By Ripon Media in College Days on October 23, 2016
Artist John Hitchcock comes to Ripon College in November
By Emily Janssen
Artwork combining Native American and military images will soon be coming to Ripon College.
On November 4th there will be an art opening welcoming the artwork of John Hitchcock to campus.
“Hitchcock uses images of beads, bombs, floral patterns, buffalo and owls to speak about issues of indigenous historical trauma,” Hitchcock’s statement said. “Many of the images are interpretations of stories told by his Kiowa/Comanche grandparents and abstract representations influenced by beadwork, land, and culture.”
Hitchcock is working “…to comment on the militarization of America and to mythologize notions of American identity,” Professor Salas said.
Hitchcock works with the mediums of print and installation. “A print is an image that is produced through a press and can be created in multiples,” Professor Salas explained. “Instillations are artworks…that are large scale that you can walk around.”
The exhibit will be at Caestecker Gallery in the Rodman Center for the Arts. On November 4th there will be an art opening consisting of a lecture in Demmer Recital Hall at 7pm and a reception afterwards.

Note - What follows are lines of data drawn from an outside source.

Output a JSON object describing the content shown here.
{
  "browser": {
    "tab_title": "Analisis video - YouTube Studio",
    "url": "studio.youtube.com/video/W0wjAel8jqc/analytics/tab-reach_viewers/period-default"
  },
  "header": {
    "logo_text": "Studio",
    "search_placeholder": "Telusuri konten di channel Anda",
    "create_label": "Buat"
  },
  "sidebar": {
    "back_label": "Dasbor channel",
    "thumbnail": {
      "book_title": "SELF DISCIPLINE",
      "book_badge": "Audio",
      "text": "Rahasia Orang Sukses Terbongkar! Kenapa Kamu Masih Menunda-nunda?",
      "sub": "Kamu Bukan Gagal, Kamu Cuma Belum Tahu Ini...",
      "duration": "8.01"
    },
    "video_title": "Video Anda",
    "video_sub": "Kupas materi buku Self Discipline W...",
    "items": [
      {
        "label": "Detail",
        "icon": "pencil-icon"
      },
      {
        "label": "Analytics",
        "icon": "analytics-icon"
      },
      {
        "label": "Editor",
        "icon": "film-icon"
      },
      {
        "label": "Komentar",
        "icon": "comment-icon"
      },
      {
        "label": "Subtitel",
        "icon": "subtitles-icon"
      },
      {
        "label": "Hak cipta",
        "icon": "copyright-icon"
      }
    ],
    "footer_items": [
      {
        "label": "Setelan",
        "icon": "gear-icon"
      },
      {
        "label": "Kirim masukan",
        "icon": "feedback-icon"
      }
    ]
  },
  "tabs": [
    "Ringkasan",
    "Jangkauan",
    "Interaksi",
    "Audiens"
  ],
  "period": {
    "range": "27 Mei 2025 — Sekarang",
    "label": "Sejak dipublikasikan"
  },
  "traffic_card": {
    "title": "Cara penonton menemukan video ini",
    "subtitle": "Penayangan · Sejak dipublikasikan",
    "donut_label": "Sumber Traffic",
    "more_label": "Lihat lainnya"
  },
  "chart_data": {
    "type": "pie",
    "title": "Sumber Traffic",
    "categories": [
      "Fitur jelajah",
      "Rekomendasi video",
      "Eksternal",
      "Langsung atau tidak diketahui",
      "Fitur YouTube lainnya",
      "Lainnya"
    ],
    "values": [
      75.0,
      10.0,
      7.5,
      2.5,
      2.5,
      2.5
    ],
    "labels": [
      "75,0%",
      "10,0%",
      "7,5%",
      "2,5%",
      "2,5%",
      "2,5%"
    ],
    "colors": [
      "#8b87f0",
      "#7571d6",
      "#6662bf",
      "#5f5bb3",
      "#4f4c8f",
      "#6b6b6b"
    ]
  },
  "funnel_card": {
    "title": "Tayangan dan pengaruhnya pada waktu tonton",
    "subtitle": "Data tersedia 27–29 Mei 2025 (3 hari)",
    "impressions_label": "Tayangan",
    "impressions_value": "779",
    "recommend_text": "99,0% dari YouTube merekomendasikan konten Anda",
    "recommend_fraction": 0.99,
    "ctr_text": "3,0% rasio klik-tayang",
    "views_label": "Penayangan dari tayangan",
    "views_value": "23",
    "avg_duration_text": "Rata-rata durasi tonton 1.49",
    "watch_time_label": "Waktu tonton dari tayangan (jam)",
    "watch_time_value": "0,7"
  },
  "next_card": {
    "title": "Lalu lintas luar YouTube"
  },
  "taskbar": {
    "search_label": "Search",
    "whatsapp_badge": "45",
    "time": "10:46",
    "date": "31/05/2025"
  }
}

Hitchcock is a professor at UW-Madison. His artwork has been displayed at a variety of locations including the Venice Biennale.
“[The Venice Biennale] is one of the most premiere venues for contemporary art in the world,” Professor Salas said. “…[Hitchcock is] probably one of the most eminent artists we’ve had here in many years.”
Ripon College has been hosting art exhibits for many years. “One of my predecessors, Eugene Kain, I think he was involved in building [Caestecker Gallery],” Professor Salas said. “And he set up this program and it’s been very healthy because of how he was a steward for it.”
Ally Wilber, Class of 2017, is one of two students who are in charge of the Caestecker Gallery and managers of 314: Ripon College Project Space. She said that, “These events are important because they encourage discourse about the work and it’s meaning. They inspire young artists to create new kinds of work, as well as assure them of career possibilities.”
People who cannot make the opening do not have to worry. “Students should know that the artwork isn’t only on display during the openings!” Wilber said. “(However, that is when they have the opportunity to meet with the artist.) We have regular open hours at both 314 and Caestecker.”